This week’s Saturday Night Live was proof that we’re just not ready to process the election yet. It’s a subject everyone is either sick of, or sick over. Not talking about it feels weird and wrong; talking about it feels tedious and noisy and hopeless.
Supposedly there was an online petition for SNL not to go the mournful route it had in the 2016 post-election cold open, when Kate McKinnon—who’d spent the year playing Democratic nominee Hillary Clinton—sang a version of Leonard Cohen‘s “Hallelujah” at the piano. (I loved that performance, for what it’s worth, and put it on par for emotional impact with SNL’s first post 9/11 show—when everybody’s then-favorite mayor, Rudolph Giuliani, stood flanked by NYC firefighters and police officers.) Would Maya Rudolph, who I hope at least had a good weepy phone call with Vice President Kamala Harris this week, appear? Would the cold open be somber or outraged or sincere? And what would even feel “right,” as every response right now feels exhausting and wrong?
All to say, the cold open worked for me. It began with vets Kenan Thompson, Bowen Yang, Ego Nwodim, and Heidi Gardner speaking stone-faced to the camera, listing off the stunning premise of President-elect Trump’s decisive win as if they were an HR department reading off a script. But then they all flipped the script and started marveling at the Emperor’s fantastic wardrobe. Whatever the lamestream media’s problem was with Trump, the SNL family has always had his back. (All except Michael Che, warned Colin Jost, spelling out his co-anchor’s last name just in case Trump wanted to get to work on his enemies’ list.) “I was one of the proud 8% [of Black women] who voted for you,” promised Nwodim. “If we find out someone here voted for Kamala, we’ll rat them out so fast,” said Yang. Sarah Sherman dangled their “three new disgusting cast members” as scapegoats for him to exact revenge.
Someone stuck poor James Austin Johnson, who I imagine was the drunkest cast member of all on Tuesday, in a “hot, jacked Trump” muscle suit. “Heil King,” Marcello Hernandez praised. The only big laugh of the open was Dana Carvey’s pivot from playing President Joe Biden to playing Elon Musk. He jumped around and threw his arms in the air like a dipshit—I’m going to miss you most of all, Governor Walz—and then the cast treated the disaffected young men of America to a rendition of “Y.M.C.A.” Good, tender chaos.
I like Bill Burr’s comedy. I can get with the punch-in-the-face blast of his voice. But good lord, did he ever bomb during his monologue. He began by saying he doesn’t watch politics, which is about the dumbest, least useful, least relevant opener five days after this election. (Probably a bad booking, SNL, however the vote count went.) And if only Burr had stayed there, committed to the privilege of apathy and disdain. Alas—after a boring bit about recovering from the flu and vaccines and a depressing Asian suspicion joke, he jumped train cars.

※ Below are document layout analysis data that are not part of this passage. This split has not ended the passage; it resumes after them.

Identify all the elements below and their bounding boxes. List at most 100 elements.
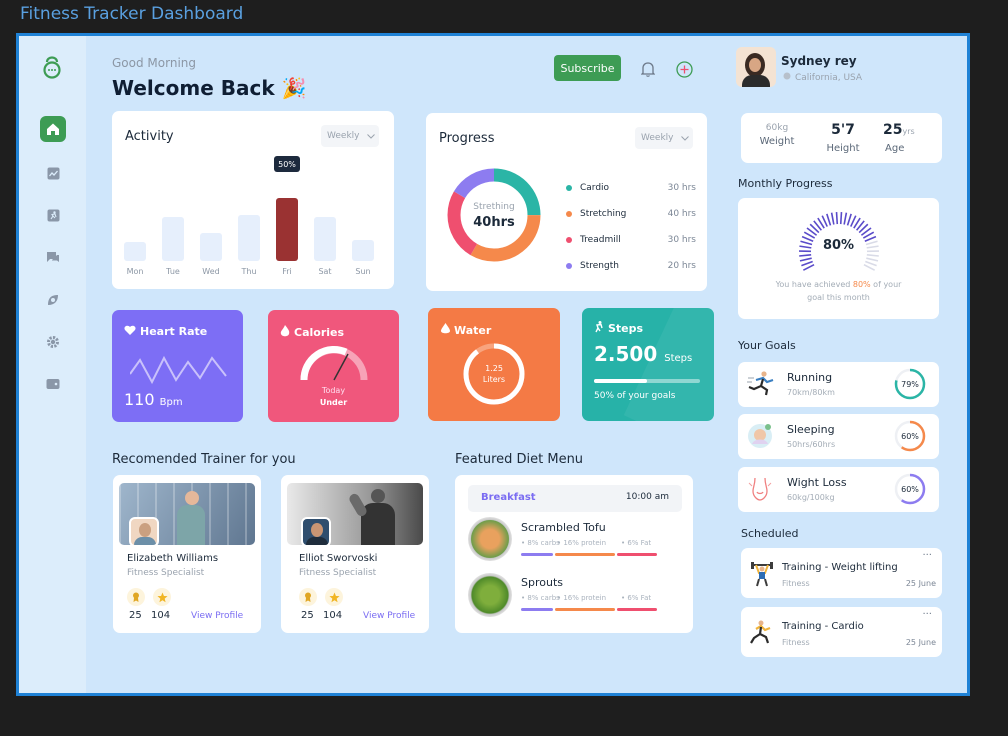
activity-bar[interactable]: [162, 217, 184, 261]
trainer-role: Fitness Specialist: [127, 568, 205, 578]
greeting: Good Morning: [112, 56, 196, 70]
steps-card[interactable]: Steps 2.500 Steps 50% of your goals: [582, 308, 714, 421]
legend-dot: [566, 211, 572, 217]
goal-name: Running: [787, 371, 833, 384]
schedule-name: Training - Cardio: [782, 621, 864, 632]
height-value: 5'7: [831, 122, 855, 138]
steps-progress-track: [594, 379, 700, 383]
sidebar-item-settings[interactable]: [40, 329, 66, 355]
water-card[interactable]: Water 1.25 Liters: [428, 308, 560, 421]
heart-rate-card[interactable]: Heart Rate 110 Bpm: [112, 310, 243, 422]
fat-bar: [617, 553, 657, 556]
goal-percent: 79%: [901, 380, 919, 389]
donut-center-value: 40hrs: [473, 215, 515, 230]
sidebar-item-wallet[interactable]: [40, 371, 66, 397]
activity-tick-label: Tue: [166, 267, 180, 276]
home-icon: [47, 123, 59, 135]
goal-name: Wight Loss: [787, 476, 847, 489]
chevron-down-icon: [681, 135, 690, 141]
heart-wave: [130, 355, 227, 385]
goal-detail: 70km/80km: [787, 388, 835, 397]
page-title: Welcome Back 🎉: [112, 76, 307, 100]
activity-bar[interactable]: [124, 241, 146, 261]
schedule-type: Fitness: [782, 638, 810, 647]
sidebar-item-nutrition[interactable]: [40, 287, 66, 313]
steps-value: 2.500 Steps: [594, 342, 693, 366]
location-pin-icon: [783, 72, 791, 80]
bell-icon[interactable]: [640, 61, 656, 81]
trainer-stat-2: 104: [323, 610, 343, 621]
water-value: 1.25: [485, 364, 503, 373]
sidebar-item-stats[interactable]: [40, 160, 66, 186]
sidebar-item-home[interactable]: [40, 116, 66, 142]
scheduled-title: Scheduled: [741, 527, 799, 540]
gauge-tick: [835, 212, 839, 225]
activity-bar[interactable]: [238, 215, 260, 261]
view-profile-link[interactable]: View Profile: [191, 611, 243, 621]
height-label: Height: [826, 143, 860, 154]
schedule-type: Fitness: [782, 579, 810, 588]
sidebar-item-messages[interactable]: [40, 244, 66, 270]
gauge-tick: [801, 260, 813, 267]
wallet-icon: [46, 379, 60, 389]
goal-item[interactable]: Sleeping 50hrs/60hrs 60%: [738, 414, 939, 459]
diet-card: Breakfast 10:00 am Scrambled Tofu • 8% c…: [455, 475, 693, 633]
trainer-card[interactable]: Elliot Sworvoski Fitness Specialist 25 1…: [281, 475, 429, 633]
activity-bar[interactable]: [200, 232, 222, 261]
steps-progress-fill: [594, 379, 647, 383]
chart-icon: [47, 167, 59, 179]
trainer-card[interactable]: Elizabeth Williams Fitness Specialist 25…: [113, 475, 261, 633]
activity-tick-label: Mon: [126, 267, 144, 276]
schedule-item[interactable]: Training - Cardio Fitness 25 June ···: [741, 607, 942, 657]
goal-item[interactable]: Wight Loss 60kg/100kg 60%: [738, 467, 939, 512]
goal-percent: 60%: [901, 485, 919, 494]
more-icon[interactable]: ···: [922, 609, 932, 620]
legend-dot: [566, 237, 572, 243]
legend-label: Treadmill: [580, 235, 621, 245]
age-value: 25yrs: [883, 122, 915, 138]
activity-period-select[interactable]: Weekly: [321, 125, 379, 147]
party-emoji-icon: 🎉: [281, 76, 307, 100]
goal-detail: 50hrs/60hrs: [787, 440, 836, 449]
schedule-item[interactable]: Training - Weight lifting Fitness 25 Jun…: [741, 548, 942, 598]
donut-center-label: Strething: [473, 202, 515, 212]
gauge-tick: [863, 263, 876, 271]
food-macros: • 8% carbs• 16% protein • 6% Fat: [521, 539, 652, 547]
activity-bar[interactable]: [352, 239, 374, 261]
food-image: [468, 517, 512, 561]
profile-name: Sydney rey: [781, 54, 857, 68]
protein-bar: [555, 608, 615, 611]
calories-sub2: Under: [319, 398, 348, 407]
calories-card[interactable]: Calories Today Under: [268, 310, 399, 422]
food-name: Scrambled Tofu: [521, 521, 606, 534]
diet-title: Featured Diet Menu: [455, 452, 584, 467]
activity-tick-label: Fri: [282, 267, 292, 276]
bar-tooltip: 50%: [274, 156, 300, 172]
activity-bar[interactable]: [314, 217, 336, 261]
activity-bar[interactable]: [276, 197, 298, 261]
meal-header[interactable]: Breakfast 10:00 am: [468, 485, 682, 512]
leaf-icon: [48, 295, 58, 305]
avatar[interactable]: [736, 47, 776, 87]
legend-value: 40 hrs: [667, 209, 696, 219]
progress-title: Progress: [439, 131, 495, 146]
weight-label: Weight: [759, 136, 795, 147]
view-profile-link[interactable]: View Profile: [363, 611, 415, 621]
trainer-role: Fitness Specialist: [299, 568, 377, 578]
calories-title: Calories: [280, 325, 344, 339]
sidebar-item-workout[interactable]: [40, 202, 66, 228]
gauge-tick: [866, 253, 879, 257]
monthly-card: 80% You have achieved 80% of your goal t…: [738, 198, 939, 319]
trainer-name: Elizabeth Williams: [127, 553, 219, 564]
trainer-stat-1: 25: [129, 610, 142, 621]
add-icon[interactable]: [676, 61, 693, 82]
more-icon[interactable]: ···: [922, 550, 932, 561]
goal-detail: 60kg/100kg: [787, 493, 835, 502]
goal-item[interactable]: Running 70km/80km 79%: [738, 362, 939, 407]
progress-period-select[interactable]: Weekly: [635, 127, 693, 149]
subscribe-button[interactable]: Subscribe: [554, 55, 621, 81]
gauge-tick: [846, 213, 852, 226]
gauge-tick: [866, 257, 879, 262]
activity-tick-label: Sat: [318, 267, 332, 276]
weight-value: 60kg: [765, 123, 789, 133]
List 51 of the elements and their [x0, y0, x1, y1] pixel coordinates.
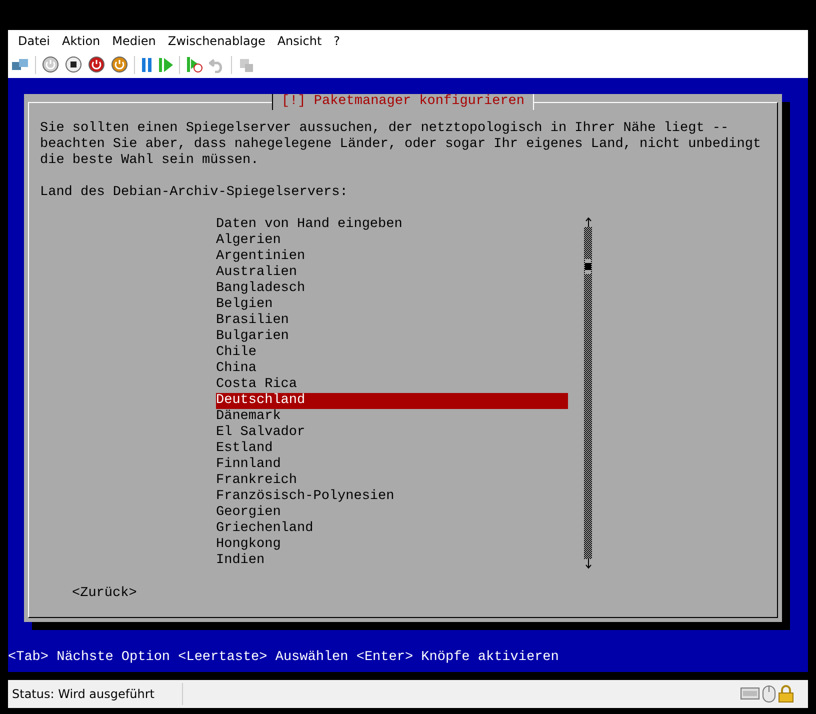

“Let’s get to what you all want to talk about,” said Burr. “Alright ladies, you’re 2 and 0 against this guy. But you learn more from your losses than your wins.” Then this dipshit started lobbing cheap grenades about “ugly women—feminists I mean” and pantsuits and how female candidates need to stop trying to have respect for themselves. “You got to whore it up a little,” said Burr.
Maybe there’s an argument to be made that what Burr was trying to say is that all of politics is a whore’s game, and male candidates are better at selling off parts themselves to win elections—that nobody runs for office because they have healthy respect for themselves. But these were ugly jokes at the worst possible time. Burr came off not as a provocateur, but a dickhead yelling obscenities at women from the back of the bar.
Michael Che drank from a glass of whiskey through most of Weekend Update. “Man, how did I let y’all convince me that rural Pennsylvania would pick the Jamaican Indian lady?” he said. He was almost amused that we’d got him going there for a bit. “Clearly, I’ve just been spending too much time with you white liberals and your goofy optimism.”
The cast goodbye at the end of the night looked like the scene standing outside a church after a funeral. There were some hugs, some plastered-on smiles, and none of the women were making eye contact with creepy uncle Burr. Take it from me, ladies: skip the wake.